Stupid shit like trips, Super Bowl tickets, gourmet meals at trendy restaurants in exchange for getting tickets fixed, building citations squashed, even guarding assholes bringing diamonds in from overseas. One of these rich fucks got one of the marine commanders to bring his friends out to Long Island on a police boat, and an air unit guy to fly his guests to a Hamptons party in a police chopper.

Then there’s the thing with the gun licenses.

It’s hard to get a gun permit in New York, especially a concealed carry license. It generally requires deep background checks and personal interviews. Unless you’re rich and can lay out twenty grand to a “broker” and the “broker” bribes high-ranking cops to shortcut the process.
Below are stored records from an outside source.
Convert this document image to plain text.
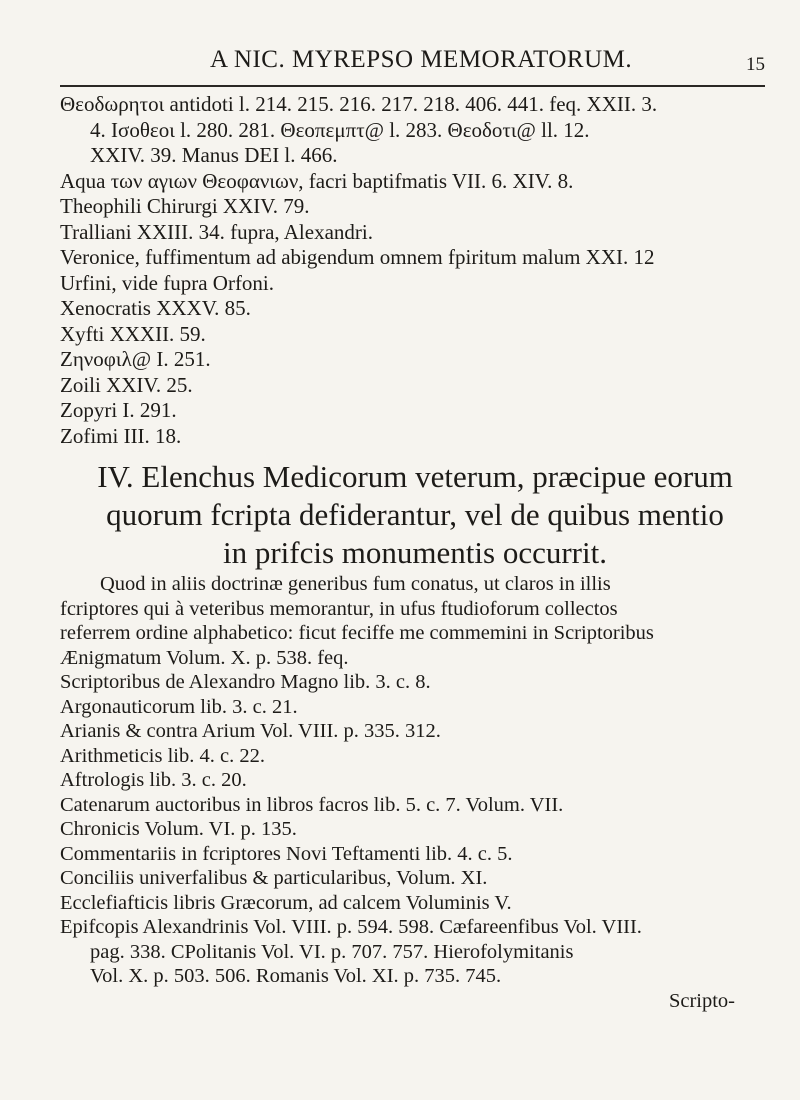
A NIC. MYREPSO MEMORATORUM.	15
Θεοδωρητοι antidoti l. 214. 215. 216. 217. 218. 406. 441. feq. XXII. 3.
4. Ισοθεοι l. 280. 281. Θεοπεμπτ@ l. 283. Θεοδοτι@ ll. 12.
XXIV. 39. Manus DEI l. 466.
Aqua των αγιων Θεοφανιων, facri baptifmatis VII. 6. XIV. 8.
Theophili Chirurgi XXIV. 79.
Tralliani XXIII. 34. fupra, Alexandri.
Veronice, fuffimentum ad abigendum omnem fpiritum malum XXI. 12
Urfini, vide fupra Orfoni.
Xenocratis XXXV. 85.
Xyfti XXXII. 59.
Ζηνοφιλ@ I. 251.
Zoili XXIV. 25.
Zopyri I. 291.
Zofimi III. 18.
IV. Elenchus Medicorum veterum, præcipue eorum
quorum fcripta defiderantur, vel de quibus mentio
in prifcis monumentis occurrit.
Quod in aliis doctrinæ generibus fum conatus, ut claros in illis
fcriptores qui à veteribus memorantur, in ufus ftudioforum collectos
referrem ordine alphabetico: ficut feciffe me commemini in Scriptoribus
Ænigmatum Volum. X. p. 538. feq.
Scriptoribus de Alexandro Magno lib. 3. c. 8.
Argonauticorum lib. 3. c. 21.
Arianis & contra Arium Vol. VIII. p. 335. 312.
Arithmeticis lib. 4. c. 22.
Aftrologis lib. 3. c. 20.
Catenarum auctoribus in libros facros lib. 5. c. 7. Volum. VII.
Chronicis Volum. VI. p. 135.
Commentariis in fcriptores Novi Teftamenti lib. 4. c. 5.
Conciliis univerfalibus & particularibus, Volum. XI.
Ecclefiafticis libris Græcorum, ad calcem Voluminis V.
Epifcopis Alexandrinis Vol. VIII. p. 594. 598. Cæfareenfibus Vol. VIII.
pag. 338. CPolitanis Vol. VI. p. 707. 757. Hierofolymitanis
Vol. X. p. 503. 506. Romanis Vol. XI. p. 735. 745.
Scripto-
The feds have one of these brokers by the nuts and he’s talking, naming names.

Indictments pending.

As it is, five chiefs have been relieved of duty already.

And one killed himself.

Drove to a street by a golf course near his house on Long Island and shot himself.

No note.

Genuine grief and shock waves have blasted through the upper rank of the NYPD, McGivern included.

They don’t know who’s next—to be arrested, to swallow the gun.

The media’s humping it like a blind dog on a sofa leg, mostly because the mayor and the commissioner are at war.